Using Deephaven's Array Operations

When data is stored in a tabular format like in Python or Deephaven, we can use the columns of these tables to group rows together, perform intricate calculations, or define new columns from parts of old columns. All of these operations utilize arrays, a data structure that stores data in sequential elements that can be individually accessed, like books on a bookshelf. However, arrays can sometimes be finicky when they’re nested inside tables, and if you aren't careful, you could easily dismantle the structure of your data when working with them. Fortunately, Deephaven has several intuitive methods for working with arrays, and understanding them can make your data manipulation tasks remarkably easy.

The i in Deephaven

In Deephaven, i is a special column that implicitly references the corresponding row number in a non-ticking table. For example, we can build an empty table and fill it with the corresponding row indices using i:

from deephaven import *
from deephaven import TableTools as ttools

# create empty table and fill with row indices
table = ttools.emptyTable(5).update("X = i")

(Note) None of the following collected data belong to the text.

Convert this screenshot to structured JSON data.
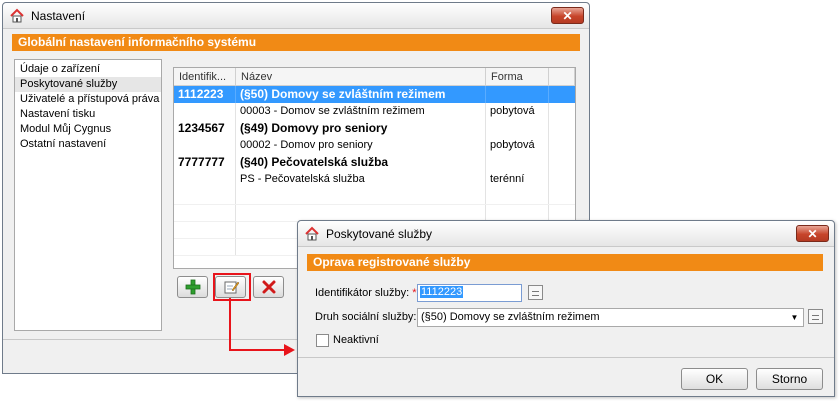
{
  "colors": {
    "accent": "#f18a15",
    "selection": "#3399ff",
    "highlight_red": "#e8141b",
    "add_green": "#2e9e2e",
    "delete_red": "#d11a1a"
  },
  "main_window": {
    "title": "Nastavení",
    "app_icon": "house-icon",
    "close_icon": "close-icon",
    "header": "Globální nastavení informačního systému",
    "nav_items": [
      {
        "label": "Údaje o zařízení"
      },
      {
        "label": "Poskytované služby",
        "selected": true
      },
      {
        "label": "Uživatelé a přístupová práva"
      },
      {
        "label": "Nastavení tisku"
      },
      {
        "label": "Modul Můj Cygnus"
      },
      {
        "label": "Ostatní nastavení"
      }
    ],
    "grid": {
      "columns": [
        "Identifik...",
        "Název",
        "Forma"
      ],
      "rows": [
        {
          "id": "1112223",
          "name": "(§50) Domovy se zvláštním režimem",
          "form": "",
          "bold": true,
          "selected": true
        },
        {
          "id": "",
          "name": "00003 - Domov se zvláštním režimem",
          "form": "pobytová"
        },
        {
          "id": "1234567",
          "name": "(§49) Domovy pro seniory",
          "form": "",
          "bold": true
        },
        {
          "id": "",
          "name": "00002 - Domov pro seniory",
          "form": "pobytová"
        },
        {
          "id": "7777777",
          "name": "(§40) Pečovatelská služba",
          "form": "",
          "bold": true
        },
        {
          "id": "",
          "name": "PS - Pečovatelská služba",
          "form": "terénní"
        }
      ]
    },
    "toolbar": {
      "add_icon": "plus-icon",
      "edit_icon": "edit-icon",
      "delete_icon": "delete-icon"
    }
  },
  "dialog": {
    "title": "Poskytované služby",
    "header": "Oprava registrované služby",
    "id_label": "Identifikátor služby:",
    "required_mark": "*",
    "id_value": "1112223",
    "type_label": "Druh sociální služby:",
    "type_value": "(§50) Domovy se zvláštním režimem",
    "inactive_label": "Neaktivní",
    "inactive_checked": false,
    "ok_label": "OK",
    "cancel_label": "Storno"
  }
}
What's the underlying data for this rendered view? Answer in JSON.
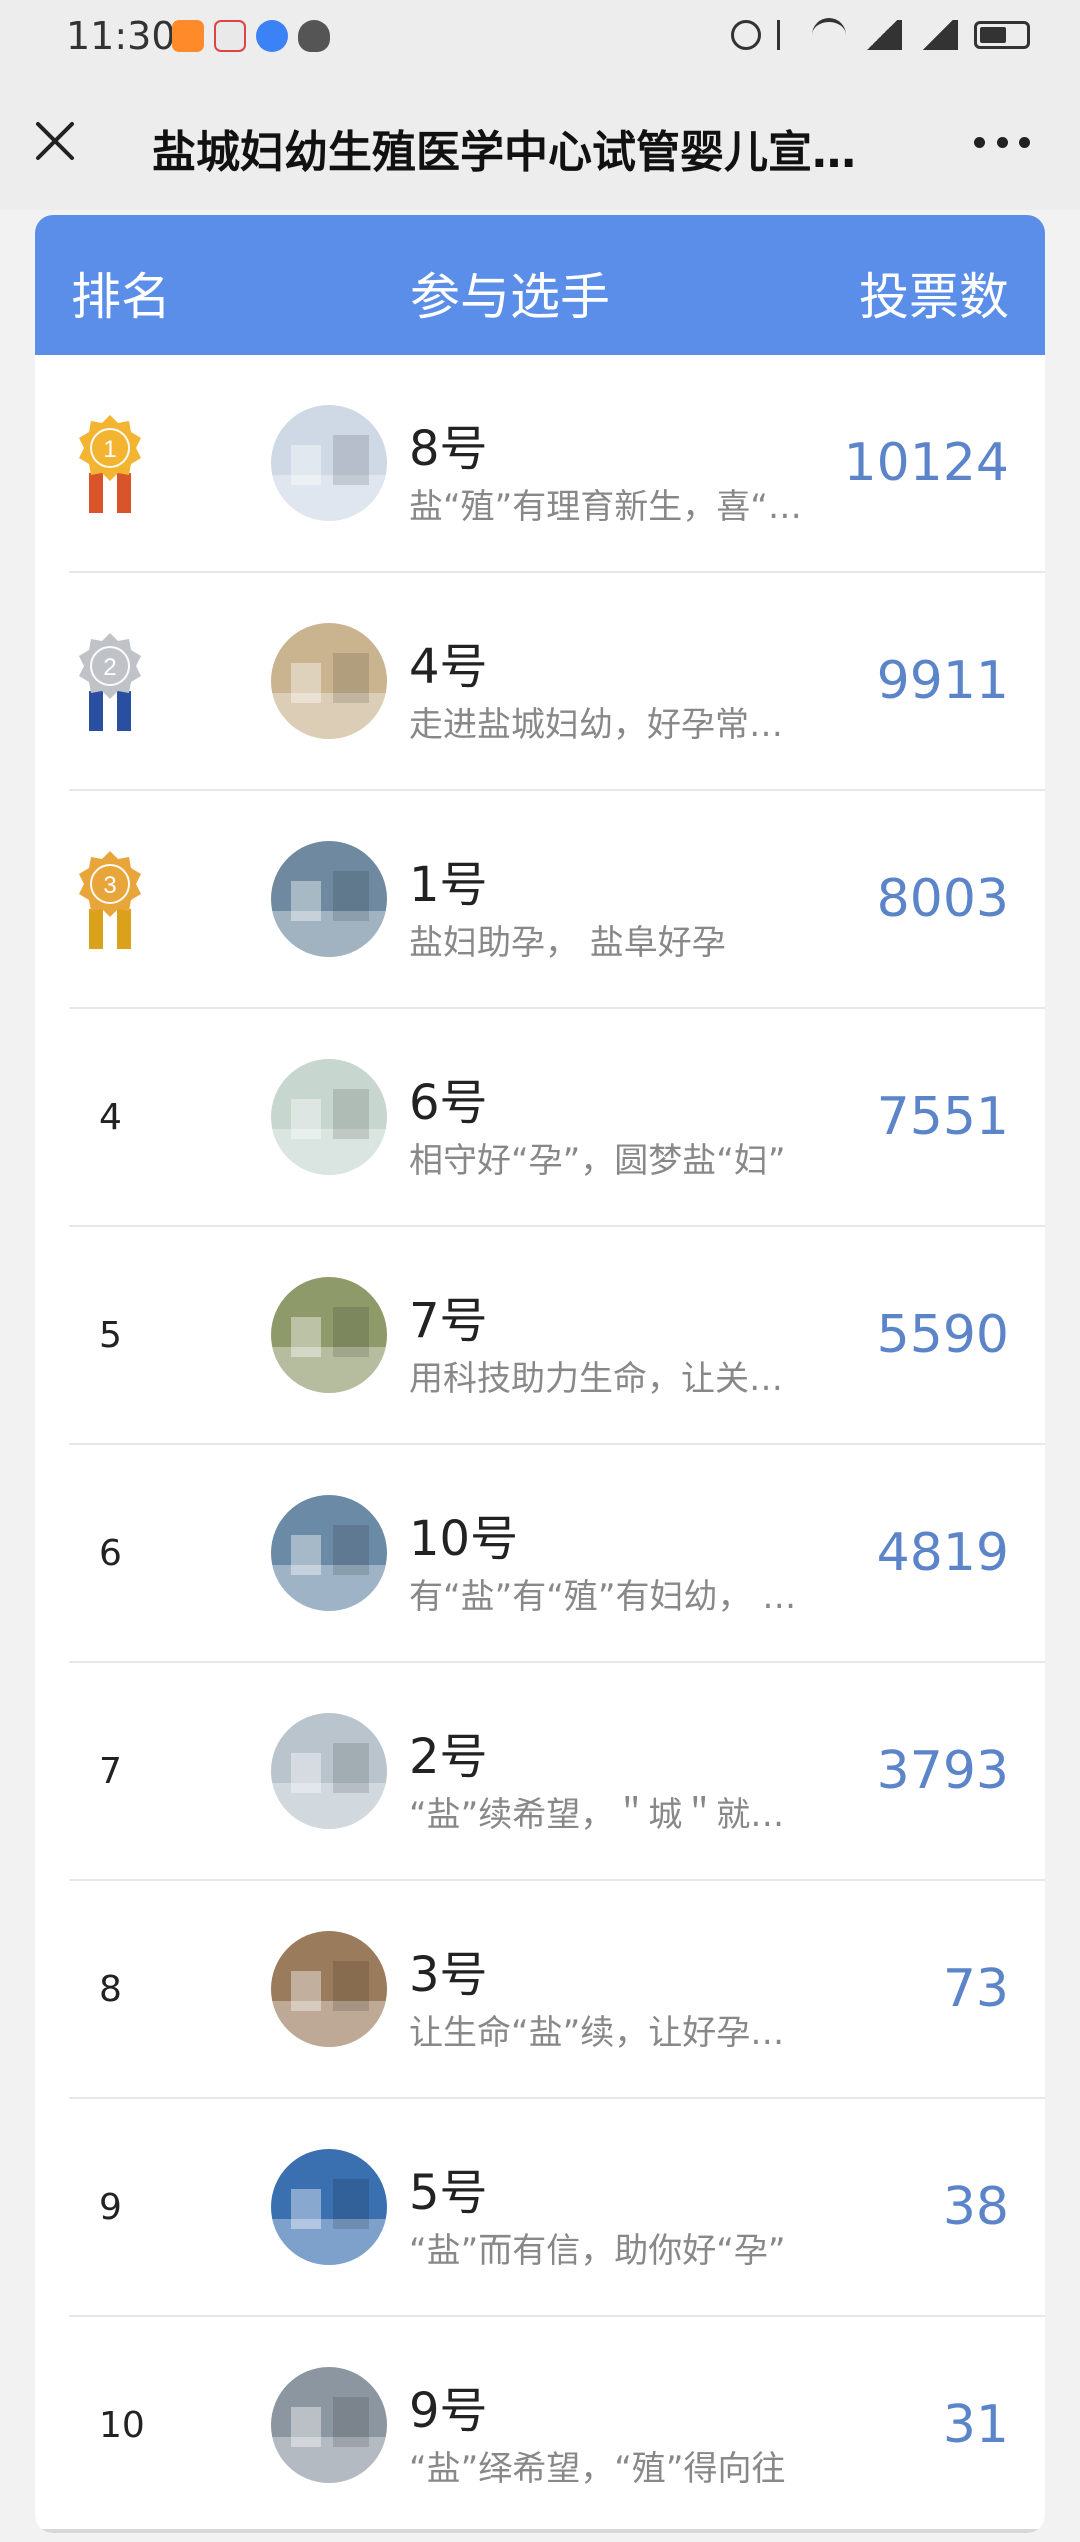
{
  "status_bar": {
    "time": "11:30"
  },
  "nav": {
    "title": "盐城妇幼生殖医学中心试管婴儿宣…"
  },
  "table": {
    "headers": {
      "rank": "排名",
      "player": "参与选手",
      "votes": "投票数"
    },
    "rows": [
      {
        "rank": "1",
        "medal": "gold",
        "name": "8号",
        "desc": "盐“殖”有理育新生，喜“…",
        "votes": "10124",
        "avatar_color": "#cfd9e6"
      },
      {
        "rank": "2",
        "medal": "silver",
        "name": "4号",
        "desc": "走进盐城妇幼，好孕常…",
        "votes": "9911",
        "avatar_color": "#c9b48f"
      },
      {
        "rank": "3",
        "medal": "bronze",
        "name": "1号",
        "desc": "盐妇助孕， 盐阜好孕",
        "votes": "8003",
        "avatar_color": "#6f8aa0"
      },
      {
        "rank": "4",
        "medal": "",
        "name": "6号",
        "desc": "相守好“孕”，圆梦盐“妇”",
        "votes": "7551",
        "avatar_color": "#c7d6cf"
      },
      {
        "rank": "5",
        "medal": "",
        "name": "7号",
        "desc": "用科技助力生命，让关…",
        "votes": "5590",
        "avatar_color": "#8f9a6a"
      },
      {
        "rank": "6",
        "medal": "",
        "name": "10号",
        "desc": "有“盐”有“殖”有妇幼， …",
        "votes": "4819",
        "avatar_color": "#6b8aa6"
      },
      {
        "rank": "7",
        "medal": "",
        "name": "2号",
        "desc": "“盐”续希望，＂城＂就…",
        "votes": "3793",
        "avatar_color": "#b9c4cc"
      },
      {
        "rank": "8",
        "medal": "",
        "name": "3号",
        "desc": "让生命“盐”续，让好孕…",
        "votes": "73",
        "avatar_color": "#9a7b5c"
      },
      {
        "rank": "9",
        "medal": "",
        "name": "5号",
        "desc": "“盐”而有信，助你好“孕”",
        "votes": "38",
        "avatar_color": "#3a6fb0"
      },
      {
        "rank": "10",
        "medal": "",
        "name": "9号",
        "desc": "“盐”绎希望，“殖”得向往",
        "votes": "31",
        "avatar_color": "#8c96a0"
      }
    ]
  },
  "colors": {
    "header_bg": "#5b8ee8",
    "vote_text": "#5b84c9",
    "gold": "#f2b431",
    "silver": "#bfc3c7",
    "bronze": "#e8a53a"
  }
}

This will output the following table:

img

You can see that although i is not displayed as its own column, it’s readily available for use in queries like any other data column, and can be used in calculations:

# adding a column to table using shifted row index

table2 = table.update("Y = i-2")

Which gives:

img

In almost all cases, the i column is used as an index to access row data. Unfortunately, in order to maintain high performance, ticking tables do not support the i column. Continuously updating i while a table ticks can be very computationally expensive.

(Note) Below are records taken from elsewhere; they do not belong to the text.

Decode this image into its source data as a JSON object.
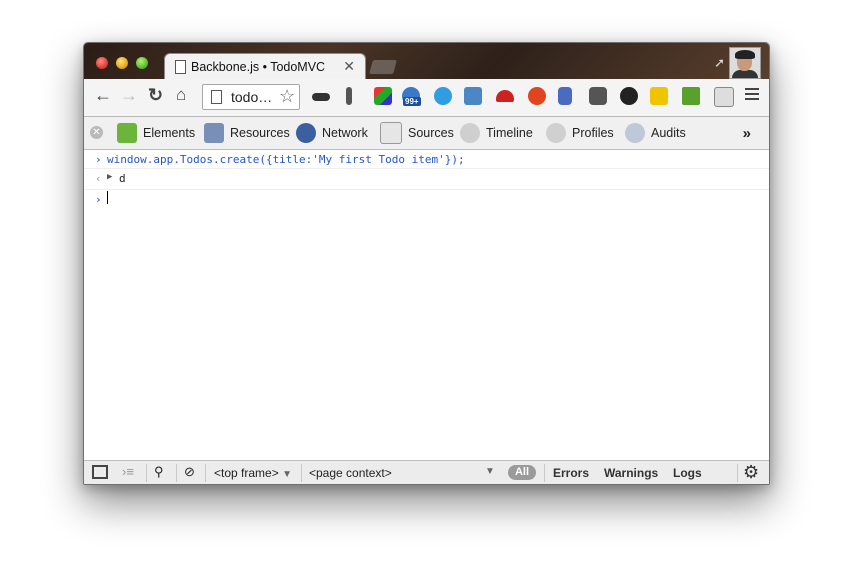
{
  "browser": {
    "tab": {
      "title": "Backbone.js • TodoMVC",
      "close": "✕"
    },
    "omnibox": {
      "url": "todo…"
    }
  },
  "devtools": {
    "tabs": [
      {
        "label": "Elements"
      },
      {
        "label": "Resources"
      },
      {
        "label": "Network"
      },
      {
        "label": "Sources"
      },
      {
        "label": "Timeline"
      },
      {
        "label": "Profiles"
      },
      {
        "label": "Audits"
      }
    ],
    "more": "»"
  },
  "console": {
    "input_line": "window.app.Todos.create({title:'My first Todo item'});",
    "result": "d"
  },
  "statusbar": {
    "frame": "<top frame>",
    "context": "<page context>",
    "filters": {
      "all": "All",
      "errors": "Errors",
      "warnings": "Warnings",
      "logs": "Logs"
    }
  }
}
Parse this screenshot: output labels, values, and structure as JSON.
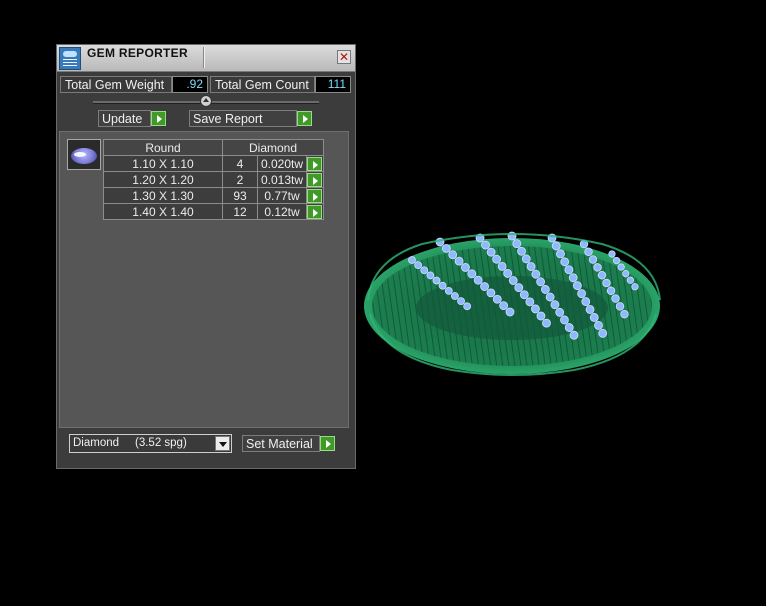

Accessing Arrays in Deephaven

If we want to use the elements of the column X to build a new column Z, we can reference the elements of X, as an array, with the following syntax (note that the trailing underscore is used to access the column as an array):

# this will create a new column using elements in X

table3 = table.update("Z = X_[i-2]")

This will yield:

img

This exemplifies the relationship between X and X_ in Deephaven: X_ is an array of the column X that can be indexed by the i column, much like in a Python for loop. While X and X_[i] have the same values, X_[i-2] accesses previous rows in X. When there are no previous rows to access, X_[i-2] returns null, which is why the first two rows of Z are null.

Array Slicing in Deephaven

We can use the syntax described above to perform operations on subsets of columns. If we wanted to take three consecutive elements in a column and add them together to get a new element, we could do the following:

# this will take 3 elements in X and add them all together to get a number for A

table4 = table.update("A = X_[i-2] + X_[i-1] + X_[i]")

This outputs:

img

We can again see that the first two rows of A are empty, because for those rows, we do not have the previous elements in X needed to perform the calculation. This is easy enough, but if we needed to use more elements in X, such equations would quickly grow unwieldy. Fortunately, there is a simple syntax to retrieve any subset of consecutive elements:

# this will perform the same calculation as above

table5 = table.update("B = sum(X_.subArray(i-2, i+1))")

This will give us:

img

Since subArray is creating a slice of X_ from i-2 to i (leaving off the endpoint), when the slice exceeds the range of available rows, we will have nulls in our slice. However, the sum function ignores these null values, so the first two rows of B are not null, but are the sums of the last three consecutive values ignoring those that are null.

Lastly, there is one more important array operation that will not be used in the example at the end: by. This is an extremely useful tool that can make a lot of data analysis easier, so let’s have a look.

The by Function in Deephaven

Data often requires some kind of aggregation to perform calculations. Deephaven makes this simple with the by function. by will aggregate any column in a table by set of key columns that divide the data into categories. For example, let’s construct a table with numbers 0-5 using the above methods, and label them by their parity:

# this will create a new table with two columns, one for value, and the other for parity

table = ttools.emptyTable(6).update("A = (i%2 == 0) ? `A`:`B`", "X=i")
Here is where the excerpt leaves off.